Restrukturisasi OPD nantinya dituangkan dalam Rancangan Peraturan Daerah (Raperda) tentang Struktur Organisasi dan Tata Kerja (SOTK). Pemkot Tarakan saat ini tengah menyusun sekaligus melakukan harmonisasi rancangan regulasi tersebut sebelum diajukan untuk dibahas bersama DPRD Kota Tarakan.
Saat dikonfirmasi, Wali Kota Tarakan, dr. Khairul M.Kes mengatakan, penataan organisasi dilakukan sebagai bagian dari efisiensi menyusul kondisi APBD yang mengalami penurunan. Karena itu, evaluasi tidak hanya dilakukan terhadap perangkat daerah, tetapi juga terhadap struktur jabatan yang ada di dalam pemerintahan.
“Penggabungan dilakukan dalam rangka efisiensi operasional karena APBD sedang turun, dan Raperda SOTK baru sedang kita susun dan harmonisasi di Kemenkumham,” ujarnya, Minggu (10/8).
Diungkapkannya, sejumlah perangkat daerah dengan fungsi yang dinilai memiliki keterkaitan akan digabung. Pemkot Tarakan menilai penggabungan tersebut dapat membuat struktur pemerintahan menjadi lebih ramping sekaligus menekan kebutuhan biaya operasional.
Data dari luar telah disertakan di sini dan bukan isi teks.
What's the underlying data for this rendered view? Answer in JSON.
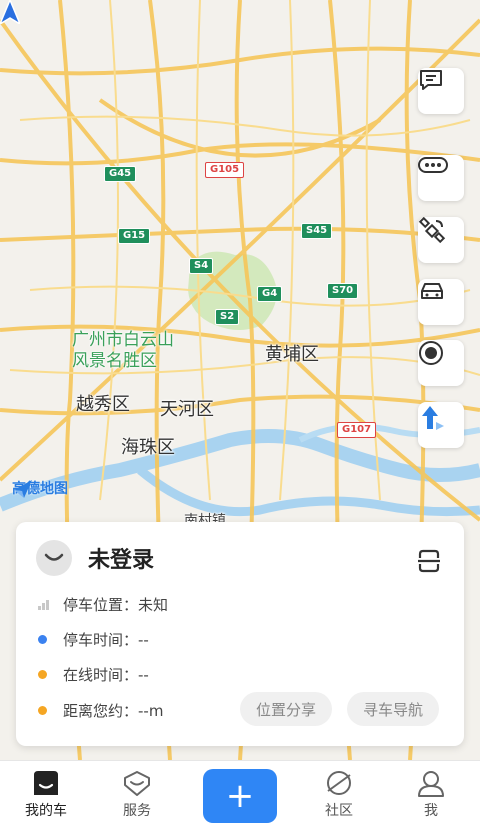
{
  "map": {
    "labels": {
      "baiyunshan": "广州市白云山\n风景名胜区",
      "huangpu": "黄埔区",
      "yuexiu": "越秀区",
      "tianhe": "天河区",
      "haizhu": "海珠区",
      "nancun": "南村镇"
    },
    "road_badges": {
      "g45": "G45",
      "g105": "G105",
      "g15": "G15",
      "s4": "S4",
      "s45": "S45",
      "g4": "G4",
      "s70": "S70",
      "s2": "S2",
      "g107": "G107"
    },
    "provider": "高德地图"
  },
  "side_buttons": {
    "messages": "message-icon",
    "more": "more-icon",
    "satellite": "satellite-icon",
    "car": "car-icon",
    "record": "record-icon",
    "direction": "direction-arrow-icon"
  },
  "card": {
    "title": "未登录",
    "rows": {
      "park_location": "停车位置：未知",
      "park_time": "停车时间：--",
      "online_time": "在线时间：--",
      "distance": "距离您约：--m"
    },
    "share_button": "位置分享",
    "nav_button": "寻车导航",
    "colors": {
      "blue": "#3b82f0",
      "orange": "#f5a623"
    }
  },
  "tabs": {
    "my_car": "我的车",
    "service": "服务",
    "community": "社区",
    "me": "我",
    "add": "+"
  }
}
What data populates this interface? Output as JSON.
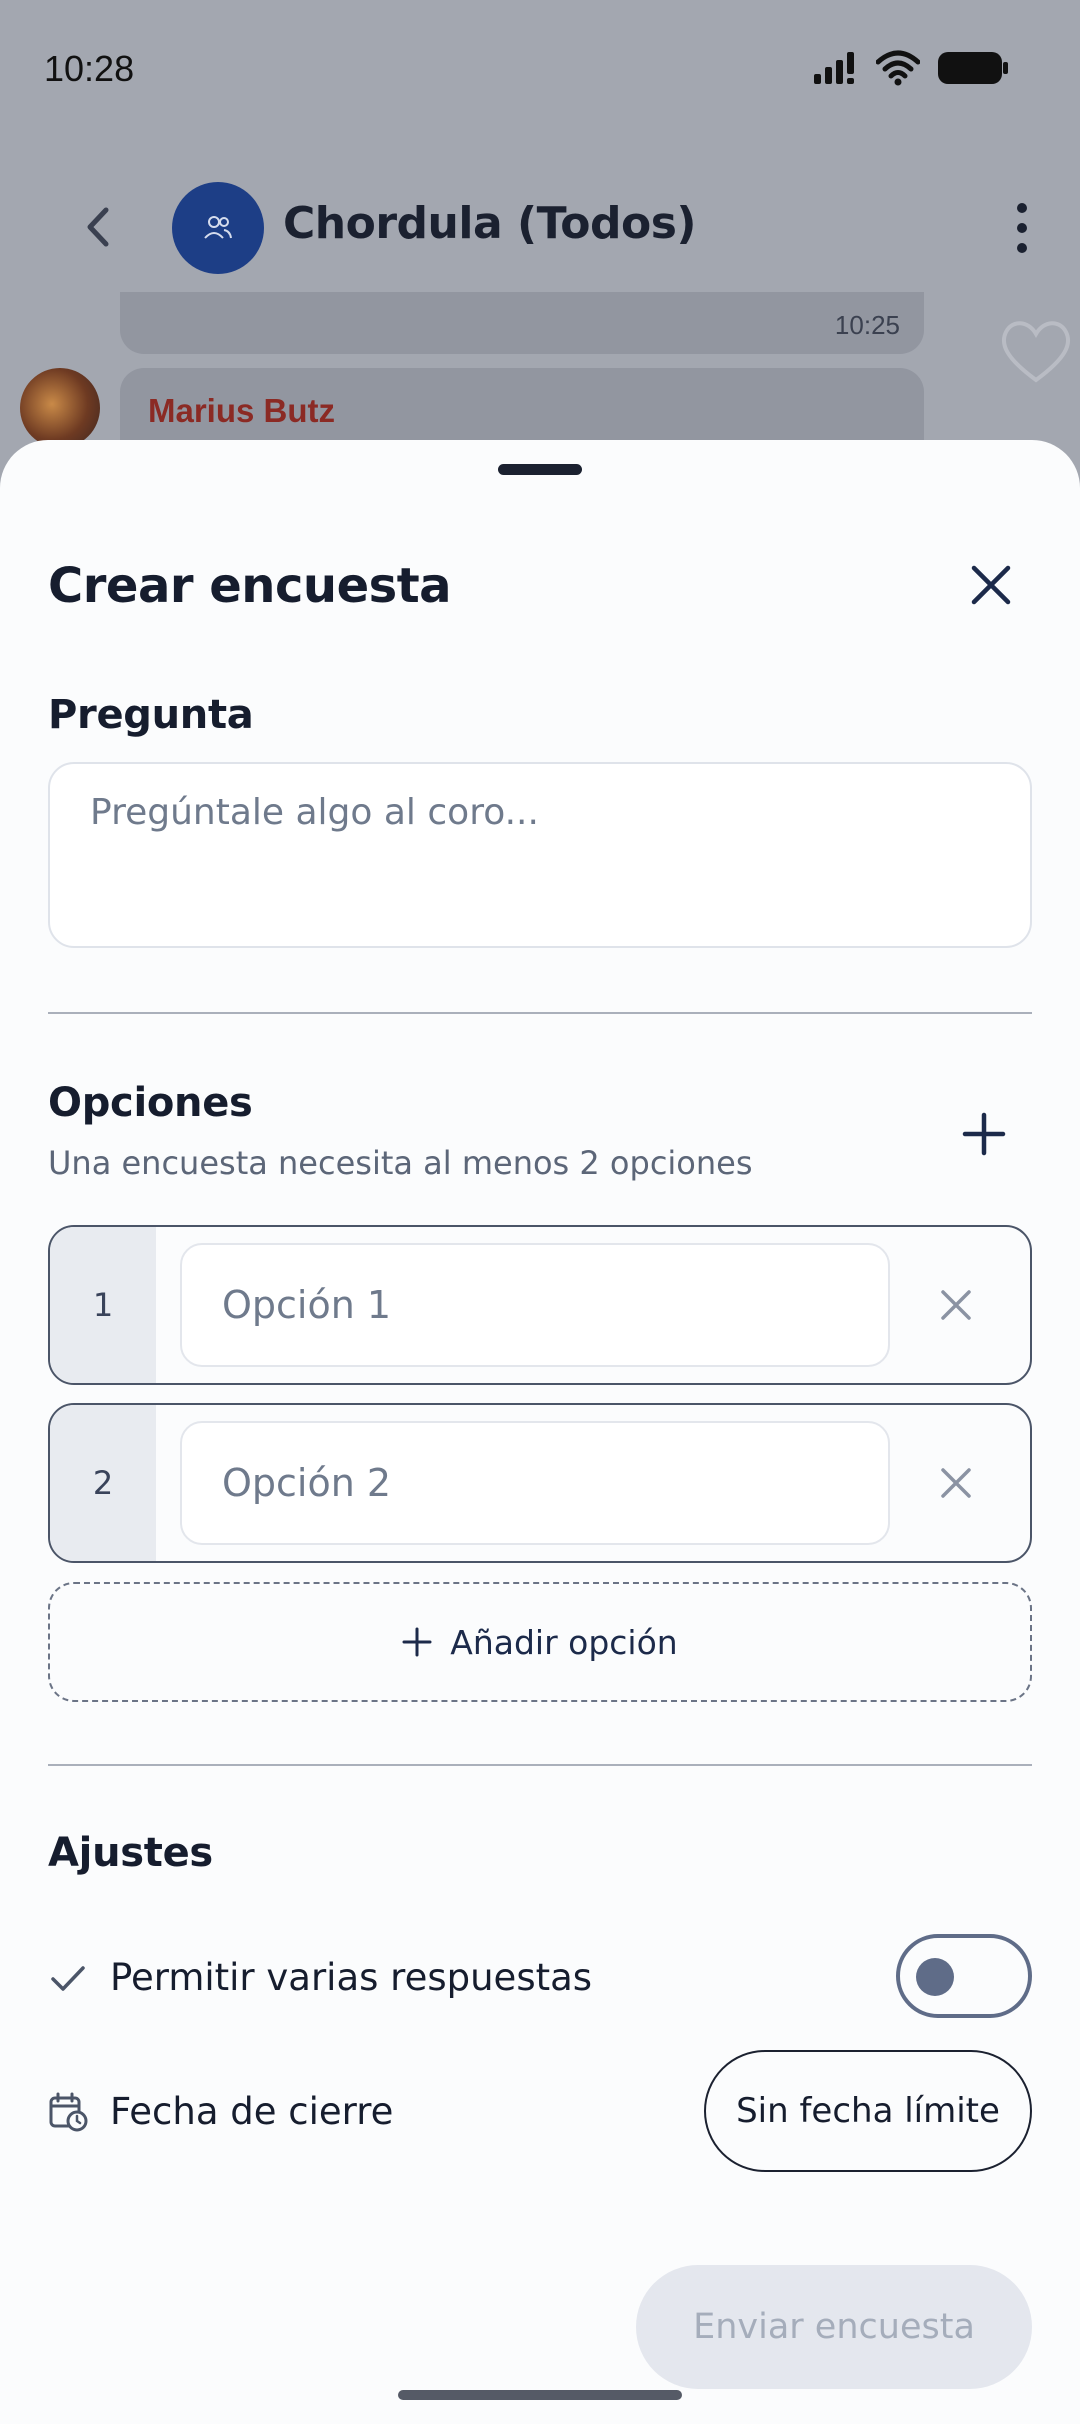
{
  "status_bar": {
    "time": "10:28"
  },
  "chat": {
    "title": "Chordula (Todos)",
    "message_time": "10:25",
    "sender_name": "Marius Butz"
  },
  "sheet": {
    "title": "Crear encuesta",
    "question": {
      "label": "Pregunta",
      "placeholder": "Pregúntale algo al coro..."
    },
    "options": {
      "label": "Opciones",
      "hint": "Una encuesta necesita al menos 2 opciones",
      "items": [
        {
          "number": "1",
          "placeholder": "Opción 1"
        },
        {
          "number": "2",
          "placeholder": "Opción 2"
        }
      ],
      "add_label": "Añadir opción"
    },
    "settings": {
      "label": "Ajustes",
      "multiple_answers": {
        "label": "Permitir varias respuestas",
        "enabled": false
      },
      "closing_date": {
        "label": "Fecha de cierre",
        "value": "Sin fecha límite"
      }
    },
    "send_label": "Enviar encuesta"
  },
  "colors": {
    "accent": "#1d3e86",
    "scrim": "#a3a7b0",
    "sender_name": "#8b2a24",
    "disabled_button": "#e4e7ee"
  }
}
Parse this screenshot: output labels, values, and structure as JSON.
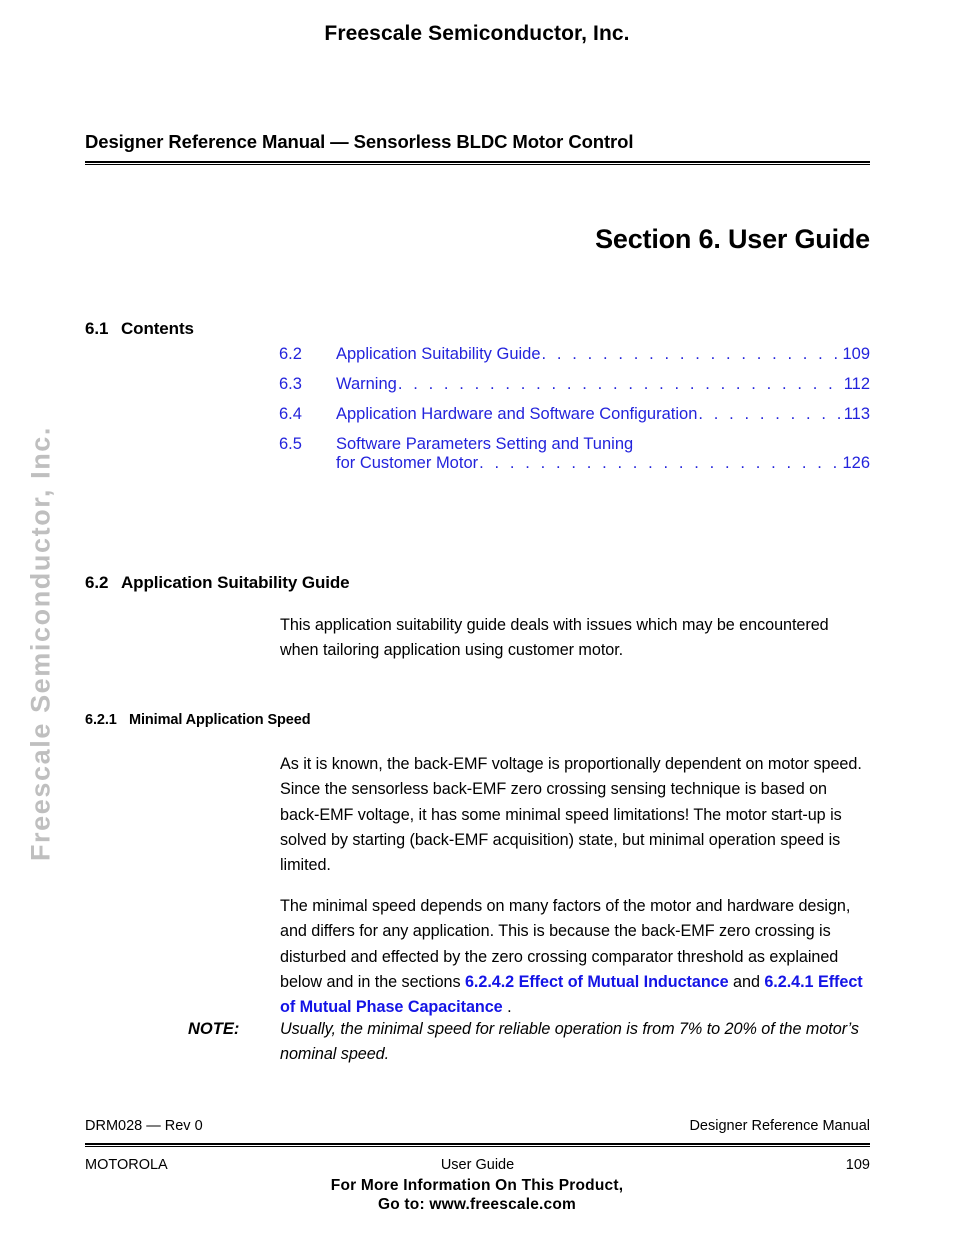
{
  "banner": {
    "text": "Freescale Semiconductor, Inc."
  },
  "watermark": {
    "text": "Freescale Semiconductor, Inc.",
    "color": "#bfbfbf"
  },
  "header": {
    "running_head": "Designer Reference Manual — Sensorless BLDC Motor Control",
    "section_title": "Section 6. User Guide"
  },
  "colors": {
    "link_blue": "#2323dc",
    "xref_blue": "#1414e6",
    "text_black": "#000000"
  },
  "contents_heading": {
    "number": "6.1",
    "label": "Contents"
  },
  "toc": {
    "entries": [
      {
        "number": "6.2",
        "label": "Application Suitability Guide",
        "page": "109",
        "continuation": ""
      },
      {
        "number": "6.3",
        "label": "Warning",
        "page": "112",
        "continuation": ""
      },
      {
        "number": "6.4",
        "label": "Application Hardware and Software Configuration",
        "page": "113",
        "continuation": ""
      },
      {
        "number": "6.5",
        "label": "Software Parameters Setting and Tuning",
        "page": "126",
        "continuation": "for Customer Motor"
      }
    ]
  },
  "suitability_heading": {
    "number": "6.2",
    "label": "Application Suitability Guide"
  },
  "intro_paragraph": "This application suitability guide deals with issues which may be encountered when tailoring application using customer motor.",
  "minspeed_heading": {
    "number": "6.2.1",
    "label": "Minimal Application Speed"
  },
  "paragraphs": {
    "back_emf": "As it is known, the back-EMF voltage is proportionally dependent on motor speed. Since the sensorless back-EMF zero crossing sensing technique is based on back-EMF voltage, it has some minimal speed limitations! The motor start-up is solved by starting (back-EMF acquisition) state, but minimal operation speed is limited.",
    "min_speed_prefix": "The minimal speed depends on many factors of the motor and hardware design, and differs for any application. This is because the back-EMF zero crossing is disturbed and effected by the zero crossing comparator threshold as explained below and in the sections ",
    "xref_1": "6.2.4.2 Effect of Mutual Inductance",
    "min_speed_middle": " and ",
    "xref_2": "6.2.4.1 Effect of Mutual Phase Capacitance",
    "min_speed_suffix": " ."
  },
  "note": {
    "label": "NOTE:",
    "text": "Usually, the minimal speed for reliable operation is from 7% to 20% of the motor’s nominal speed."
  },
  "footer": {
    "doc_id": "DRM028 — Rev 0",
    "manual_name": "Designer Reference Manual",
    "company": "MOTOROLA",
    "chapter": "User Guide",
    "page_number": "109",
    "cta_line1": "For More Information On This Product,",
    "cta_line2": "Go to: www.freescale.com"
  }
}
Di antaranya Dinas Pemberdayaan Perempuan dan Anak yang direncanakan disatukan dengan Dinas Sosial. Kemudian Dinas Perhubungan akan digabung dengan Dinas Pekerjaan Umum.
“Dinas kesehatan nanti jadi satu dengan Keluarga Berencana (KB), lalu di Sekretariat Daerah, Tata Pemerintah (Tapem) digabung dengan Kesra, Bagian Pembangunan dengan Ekonomi, untuk Humas disatukan dengan Bagian Umum dan Protokol,” ungkapnya.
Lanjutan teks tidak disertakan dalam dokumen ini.